# Musik Bot für Twitch umschreiben



## EvilTaiga (21. Jun 2015)

Hallo zusammen,
vorab möchte ich mich entschuldigen falls es das falsche Forum sein sollte, ich habe keine Erfahrungen mit Java (zumindest bin ich mir sicher dass es sich um Java handelt und nicht JavaScript) aber welches Unterforum ich genau nehmen sollte, da war ich überfragt  
Ich suche jetzt schon seit Februar nach dieser Möglichkeit und selbst ein Freund von mir der sich mit Java etwas auskennt weiß nicht wie er das umsetzen kann, daher hatte ich gehofft hier eine Lösung zu finden. 

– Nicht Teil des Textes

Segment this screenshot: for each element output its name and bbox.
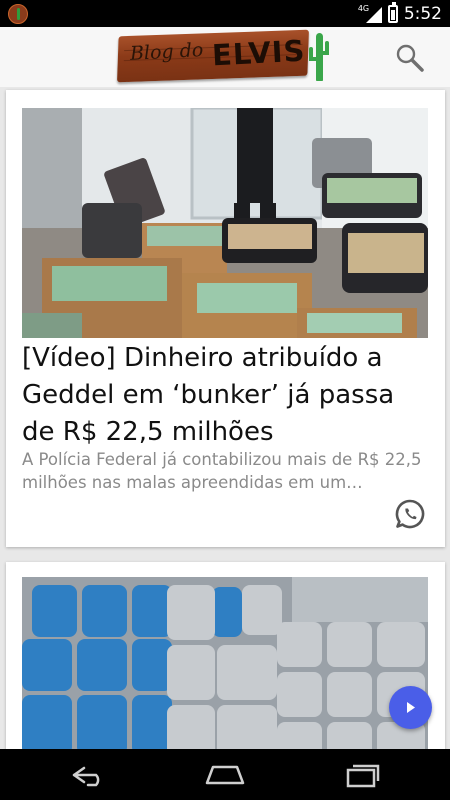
play-arrow-icon [407, 702, 415, 713]
app-bar: Blog do ELVIS [0, 27, 450, 87]
status-icons: 4G 5:52 [358, 2, 442, 25]
search-button[interactable] [394, 42, 426, 74]
status-bar: 4G 5:52 [0, 0, 450, 27]
play-button[interactable] [389, 686, 432, 729]
back-button[interactable] [66, 761, 110, 789]
post-card[interactable] [6, 562, 445, 749]
post-thumbnail[interactable] [22, 108, 428, 338]
logo-script-text: Blog do [129, 39, 204, 65]
recents-icon [346, 764, 380, 788]
signal-icon: 4G [358, 4, 382, 23]
share-whatsapp-button[interactable] [394, 498, 426, 530]
battery-icon [387, 2, 398, 23]
notification-app-icon [8, 4, 28, 24]
home-icon [205, 765, 245, 785]
recents-button[interactable] [340, 761, 384, 789]
post-thumbnail[interactable] [22, 577, 428, 749]
logo-bold-text: ELVIS [211, 33, 307, 73]
clock: 5:52 [403, 4, 442, 24]
whatsapp-icon [395, 499, 425, 529]
post-title[interactable]: [Vídeo] Dinheiro atribuído a Geddel em ‘… [22, 340, 432, 451]
post-excerpt: A Polícia Federal já contabilizou mais d… [22, 450, 422, 492]
post-card[interactable]: [Vídeo] Dinheiro atribuído a Geddel em ‘… [6, 90, 445, 547]
back-icon [72, 766, 100, 787]
post-feed[interactable]: [Vídeo] Dinheiro atribuído a Geddel em ‘… [0, 87, 450, 749]
navigation-bar [0, 749, 450, 800]
cactus-icon [309, 33, 329, 83]
home-button[interactable] [203, 761, 247, 789]
blog-logo[interactable]: Blog do ELVIS [117, 29, 329, 83]
search-icon [396, 44, 424, 72]
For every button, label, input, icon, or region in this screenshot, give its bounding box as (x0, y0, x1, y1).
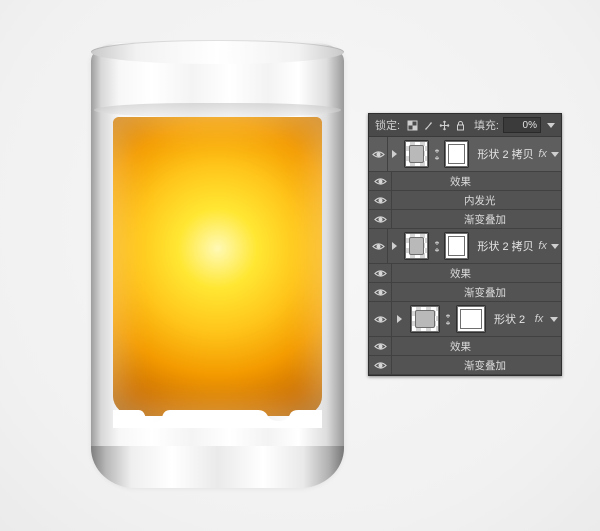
layer-name[interactable]: 形状 2 (490, 311, 531, 327)
cylinder-inner-lip (94, 103, 341, 117)
visibility-toggle[interactable] (369, 172, 392, 190)
layer-row[interactable]: 形状 2 fx (369, 302, 561, 337)
visibility-toggle[interactable] (369, 229, 388, 263)
fx-item-row[interactable]: 内发光 (369, 191, 561, 210)
fx-chevron-icon[interactable] (549, 244, 561, 249)
mask-link-icon[interactable] (433, 241, 440, 252)
lock-icon-group (404, 119, 469, 132)
visibility-toggle[interactable] (369, 283, 392, 301)
group-twirl[interactable] (392, 315, 406, 323)
fx-item-row[interactable]: 渐变叠加 (369, 356, 561, 375)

Mein grundsätzliches Anliegen ist es, ein Musikbot für Twitch zu haben der Songrequest in mehr als einen Channel annimmt, da wir öfter parallel streamen (z.B. in GTA V die Heist Missionen) hätten wir auch gern die selbe Musik laufen ohne darauf verzichten zu müssen, dass die Zuschauer Songrequest senden können. 

Aktuell nutze ich den DJBot von Hyphen der auch läuft aber leider nicht die gewünscht Funktion besitzt. Ich habe auch bereits den Entwickler des Programms gefragt ob er eine Lösung für mein Problem hätte, aber er sagte mir dass der Bot dafür nie ausgelegt war und wenn ich sowas haben möchte, ich am besten einen Bot Programmiere der einfach die Songrequest weiterleitet. Ich hatte gehofft das der Bot die Lösung ist, da er an sich schon fertig ist und man Zugang zum Code hat.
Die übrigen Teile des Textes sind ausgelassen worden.